Chances are that Intel made the decision consider its CPU market competitor, AMD. After GlobalFoundries, which used to manufacture AMD's chips, put its 7-nm finFET program on hold last year, AMD decided to build all of its 7-nm CPUs and GPUs at TSMC. Intel almost monopolizes the CPU market, but its nerves are on edge as expectations are growing that AMD would expand its market share due to Intel’s delay in miniaturization. In this regard, some say that it was not easy for Intel, which does not think highly of the performance AMD’s products, to decide to produce its products at TSMC.


The U.S. government’s intensifying anti-Huawei campaign have probably also influenced Intel’s decision. Previously, TSMC, which produces most products of HiSilicon, the semiconductor design subsidiary of Huawei, said it would continue supplying products for Huawei despite the U.S. government's ban on the latter.

The aggressive sales strategy of Samsung Electronics’ foundry business division probably appealed to Intel. Samsung’s price offer to Intel was reportedly about 60 percent level of TSMC’s. Samsung quoted the cost of full mask sets which were even lower than the multi-layer mask service (MLM) sets that were introduced by TSMC to reduce costs for small quantity production. A mask is a type of films used to draw circuits on a wafer.

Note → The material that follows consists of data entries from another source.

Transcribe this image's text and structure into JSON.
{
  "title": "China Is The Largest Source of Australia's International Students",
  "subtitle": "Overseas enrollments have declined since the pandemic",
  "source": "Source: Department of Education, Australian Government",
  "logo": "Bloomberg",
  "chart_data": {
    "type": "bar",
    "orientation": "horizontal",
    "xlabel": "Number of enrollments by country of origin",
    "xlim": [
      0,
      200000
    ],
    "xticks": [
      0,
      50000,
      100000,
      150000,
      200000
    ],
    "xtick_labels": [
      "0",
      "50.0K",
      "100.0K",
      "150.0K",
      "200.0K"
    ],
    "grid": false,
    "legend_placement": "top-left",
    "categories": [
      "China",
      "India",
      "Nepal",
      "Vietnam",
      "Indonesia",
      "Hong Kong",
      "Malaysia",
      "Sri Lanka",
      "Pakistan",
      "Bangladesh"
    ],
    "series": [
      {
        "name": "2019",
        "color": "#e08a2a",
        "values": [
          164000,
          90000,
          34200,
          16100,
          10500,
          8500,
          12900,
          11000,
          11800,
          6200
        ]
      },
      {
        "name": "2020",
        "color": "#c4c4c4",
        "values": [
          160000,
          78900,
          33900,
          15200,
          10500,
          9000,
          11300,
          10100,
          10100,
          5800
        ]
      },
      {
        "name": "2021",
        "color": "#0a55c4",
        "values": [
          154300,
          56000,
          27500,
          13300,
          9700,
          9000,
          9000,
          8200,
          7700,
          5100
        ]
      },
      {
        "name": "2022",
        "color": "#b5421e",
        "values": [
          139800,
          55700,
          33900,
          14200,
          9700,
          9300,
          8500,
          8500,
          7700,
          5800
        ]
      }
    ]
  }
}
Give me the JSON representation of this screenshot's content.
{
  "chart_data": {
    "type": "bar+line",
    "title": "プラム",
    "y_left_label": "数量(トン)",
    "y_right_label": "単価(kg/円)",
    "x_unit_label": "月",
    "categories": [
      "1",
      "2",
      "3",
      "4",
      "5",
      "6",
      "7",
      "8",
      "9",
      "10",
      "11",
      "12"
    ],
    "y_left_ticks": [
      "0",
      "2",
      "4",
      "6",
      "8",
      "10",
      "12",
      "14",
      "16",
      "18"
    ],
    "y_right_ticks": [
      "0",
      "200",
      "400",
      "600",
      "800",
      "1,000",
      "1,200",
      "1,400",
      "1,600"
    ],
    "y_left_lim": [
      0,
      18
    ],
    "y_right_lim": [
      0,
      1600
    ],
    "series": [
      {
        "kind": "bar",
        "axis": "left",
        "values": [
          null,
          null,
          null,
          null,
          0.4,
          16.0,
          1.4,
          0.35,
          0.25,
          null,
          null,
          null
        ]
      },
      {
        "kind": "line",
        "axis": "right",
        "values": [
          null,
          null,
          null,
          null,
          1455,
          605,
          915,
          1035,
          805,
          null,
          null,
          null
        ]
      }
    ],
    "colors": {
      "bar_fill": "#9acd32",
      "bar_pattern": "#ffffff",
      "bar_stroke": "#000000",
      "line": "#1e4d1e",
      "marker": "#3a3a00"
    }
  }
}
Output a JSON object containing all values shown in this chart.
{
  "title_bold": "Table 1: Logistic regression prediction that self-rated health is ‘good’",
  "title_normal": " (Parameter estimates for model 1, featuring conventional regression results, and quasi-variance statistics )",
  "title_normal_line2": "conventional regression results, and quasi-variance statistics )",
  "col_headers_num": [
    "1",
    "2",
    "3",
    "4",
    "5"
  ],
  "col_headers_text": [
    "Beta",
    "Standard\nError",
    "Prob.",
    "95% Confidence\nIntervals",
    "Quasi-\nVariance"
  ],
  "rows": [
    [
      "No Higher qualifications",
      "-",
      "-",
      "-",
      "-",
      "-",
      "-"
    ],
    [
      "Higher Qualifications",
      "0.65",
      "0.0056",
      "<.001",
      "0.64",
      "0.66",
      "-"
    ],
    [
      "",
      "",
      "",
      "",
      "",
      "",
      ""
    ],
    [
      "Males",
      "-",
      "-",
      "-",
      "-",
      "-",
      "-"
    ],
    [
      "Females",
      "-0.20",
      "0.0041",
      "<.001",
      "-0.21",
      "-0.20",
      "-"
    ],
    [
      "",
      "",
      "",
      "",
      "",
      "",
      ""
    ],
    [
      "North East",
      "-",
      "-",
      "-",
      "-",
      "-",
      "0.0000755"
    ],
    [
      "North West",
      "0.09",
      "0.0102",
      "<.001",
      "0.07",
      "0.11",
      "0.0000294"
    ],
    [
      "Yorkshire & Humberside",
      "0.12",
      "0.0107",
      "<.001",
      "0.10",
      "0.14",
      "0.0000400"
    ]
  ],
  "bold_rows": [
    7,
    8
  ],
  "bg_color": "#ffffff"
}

Samsung Foundry, which has secured a number of  big customers, is expected to see its performance rapidly improve until next year. In particular, the latest agreement with Intel will contribute to expanding the firm’s foundry sales. This is because the 14-nm process has a long period of maturity unlike the latest 7-nm extreme ultraviolet (EUV) process chosen by Qualcomm and NVIDIA. An official from a semiconductor firm said, “Currently, most sales in the foundry industry come from 10-nm to 14-nm processes. Since yield and performance have been verified, manufacturers can attract many customers with lower costs.”

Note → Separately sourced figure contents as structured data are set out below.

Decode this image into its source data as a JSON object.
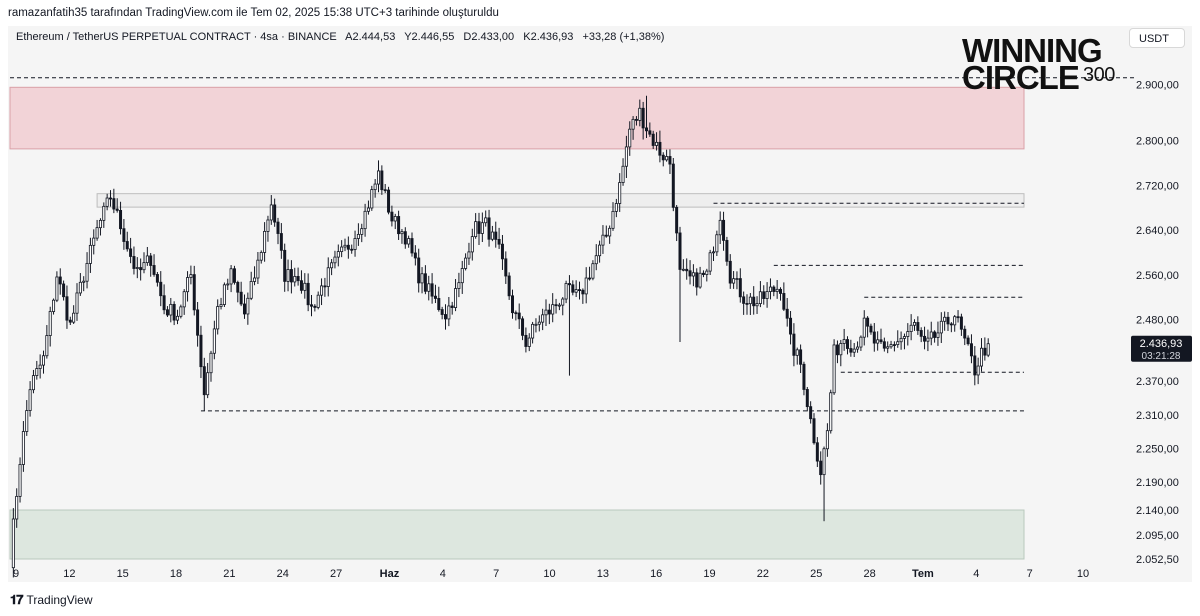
{
  "header": {
    "caption": "ramazanfatih35 tarafından TradingView.com ile Tem 02, 2025 15:38 UTC+3 tarihinde oluşturuldu"
  },
  "legend": {
    "symbol": "Ethereum / TetherUS PERPETUAL CONTRACT · 4sa · BINANCE",
    "open": "A2.444,53",
    "high": "Y2.446,55",
    "low": "D2.433,00",
    "close": "K2.436,93",
    "change": "+33,28 (+1,38%)"
  },
  "currency": "USDT",
  "logo": {
    "line1": "WINNING",
    "line2": "CIRCLE",
    "line3": "300"
  },
  "footer": {
    "brand": "TradingView"
  },
  "colors": {
    "background": "#f5f5f5",
    "resistance_zone": "#f2d3d7",
    "resistance_border": "#d9a0a7",
    "support_zone": "#dde7df",
    "support_border": "#b9c9bd",
    "candle": "#131722",
    "last_price_label": "#131722"
  },
  "chart_data": {
    "type": "candlestick",
    "symbol": "ETHUSDT.P",
    "timeframe": "4sa",
    "y_axis_ticks": [
      2900,
      2800,
      2720,
      2640,
      2560,
      2480,
      2370,
      2310,
      2250,
      2190,
      2140,
      2095,
      2052.5
    ],
    "y_tick_labels": [
      "2.900,00",
      "2.800,00",
      "2.720,00",
      "2.640,00",
      "2.560,00",
      "2.480,00",
      "2.370,00",
      "2.310,00",
      "2.250,00",
      "2.190,00",
      "2.140,00",
      "2.095,00",
      "2.052,50"
    ],
    "x_tick_labels": [
      "9",
      "12",
      "15",
      "18",
      "21",
      "24",
      "27",
      "Haz",
      "4",
      "7",
      "10",
      "13",
      "16",
      "19",
      "22",
      "25",
      "28",
      "Tem",
      "4",
      "7",
      "10"
    ],
    "last_price": {
      "price": "2.436,93",
      "countdown": "03:21:28"
    },
    "zones": [
      {
        "name": "resistance",
        "from": 2785,
        "to": 2895
      },
      {
        "name": "mid-box",
        "from": 2681,
        "to": 2705
      },
      {
        "name": "support",
        "from": 2052.5,
        "to": 2140
      }
    ],
    "levels": [
      {
        "price": 2912,
        "from_index": 0
      },
      {
        "price": 2688,
        "from_index": 210
      },
      {
        "price": 2577,
        "from_index": 228
      },
      {
        "price": 2520,
        "from_index": 255
      },
      {
        "price": 2386,
        "from_index": 248
      },
      {
        "price": 2317,
        "from_index": 57
      }
    ],
    "path": [
      [
        0,
        2052
      ],
      [
        3,
        2230
      ],
      [
        6,
        2360
      ],
      [
        10,
        2410
      ],
      [
        14,
        2560
      ],
      [
        18,
        2470
      ],
      [
        22,
        2560
      ],
      [
        26,
        2640
      ],
      [
        30,
        2700
      ],
      [
        34,
        2630
      ],
      [
        38,
        2560
      ],
      [
        42,
        2590
      ],
      [
        46,
        2500
      ],
      [
        50,
        2490
      ],
      [
        54,
        2560
      ],
      [
        58,
        2350
      ],
      [
        62,
        2500
      ],
      [
        66,
        2560
      ],
      [
        70,
        2490
      ],
      [
        74,
        2580
      ],
      [
        78,
        2690
      ],
      [
        82,
        2560
      ],
      [
        86,
        2560
      ],
      [
        90,
        2500
      ],
      [
        94,
        2550
      ],
      [
        98,
        2590
      ],
      [
        102,
        2620
      ],
      [
        106,
        2670
      ],
      [
        110,
        2740
      ],
      [
        114,
        2660
      ],
      [
        118,
        2630
      ],
      [
        122,
        2560
      ],
      [
        126,
        2520
      ],
      [
        130,
        2490
      ],
      [
        134,
        2540
      ],
      [
        138,
        2640
      ],
      [
        142,
        2650
      ],
      [
        146,
        2600
      ],
      [
        150,
        2500
      ],
      [
        154,
        2440
      ],
      [
        158,
        2480
      ],
      [
        162,
        2500
      ],
      [
        166,
        2530
      ],
      [
        170,
        2520
      ],
      [
        174,
        2580
      ],
      [
        178,
        2630
      ],
      [
        182,
        2720
      ],
      [
        185,
        2820
      ],
      [
        188,
        2850
      ],
      [
        191,
        2810
      ],
      [
        194,
        2780
      ],
      [
        197,
        2760
      ],
      [
        200,
        2560
      ],
      [
        204,
        2550
      ],
      [
        208,
        2560
      ],
      [
        212,
        2670
      ],
      [
        215,
        2560
      ],
      [
        219,
        2520
      ],
      [
        223,
        2510
      ],
      [
        227,
        2530
      ],
      [
        230,
        2540
      ],
      [
        233,
        2440
      ],
      [
        236,
        2400
      ],
      [
        239,
        2300
      ],
      [
        242,
        2210
      ],
      [
        244,
        2280
      ],
      [
        246,
        2420
      ],
      [
        249,
        2450
      ],
      [
        252,
        2430
      ],
      [
        255,
        2470
      ],
      [
        258,
        2440
      ],
      [
        261,
        2420
      ],
      [
        264,
        2440
      ],
      [
        267,
        2450
      ],
      [
        270,
        2470
      ],
      [
        273,
        2430
      ],
      [
        276,
        2450
      ],
      [
        279,
        2470
      ],
      [
        282,
        2490
      ],
      [
        285,
        2440
      ],
      [
        288,
        2390
      ],
      [
        290,
        2420
      ],
      [
        292,
        2437
      ]
    ],
    "special_wicks": [
      {
        "index": 58,
        "low": 2317
      },
      {
        "index": 167,
        "low": 2380
      },
      {
        "index": 190,
        "high": 2880
      },
      {
        "index": 200,
        "low": 2440
      },
      {
        "index": 243,
        "low": 2120
      }
    ],
    "grid": false
  }
}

Addressing Intel’s problems with CPU supply is highly likely to help Samsung Electronics’ memory business division as well. This is because the price of memory chips plunged in the first half of this year after Amazon and Google postponed investment in data centers due to the delay in supply of server CPUs. The demand for memory chips for PCs is also forecast to pick up when Intel secured an additional capacity of 14-nm production.

In addition, it is worth noting that Intel is a company that competes with Samsung Electronics for top spot in the world in terms of semiconductor sales. Market research firm IC Insights said that Samsung Electronics ranked top in terms of semiconductor sales with US$78.50 billion (93.22 trillion won) last year, followed by Intel with US$69.90 billion (83.01 trillion won). However, it also expected that Samsung with US$63.10 billion (74.93 trillion won) will hand over the throne to Intel with US$70.60 billion (83.84 trillion won) this year because of the sluggish memory market.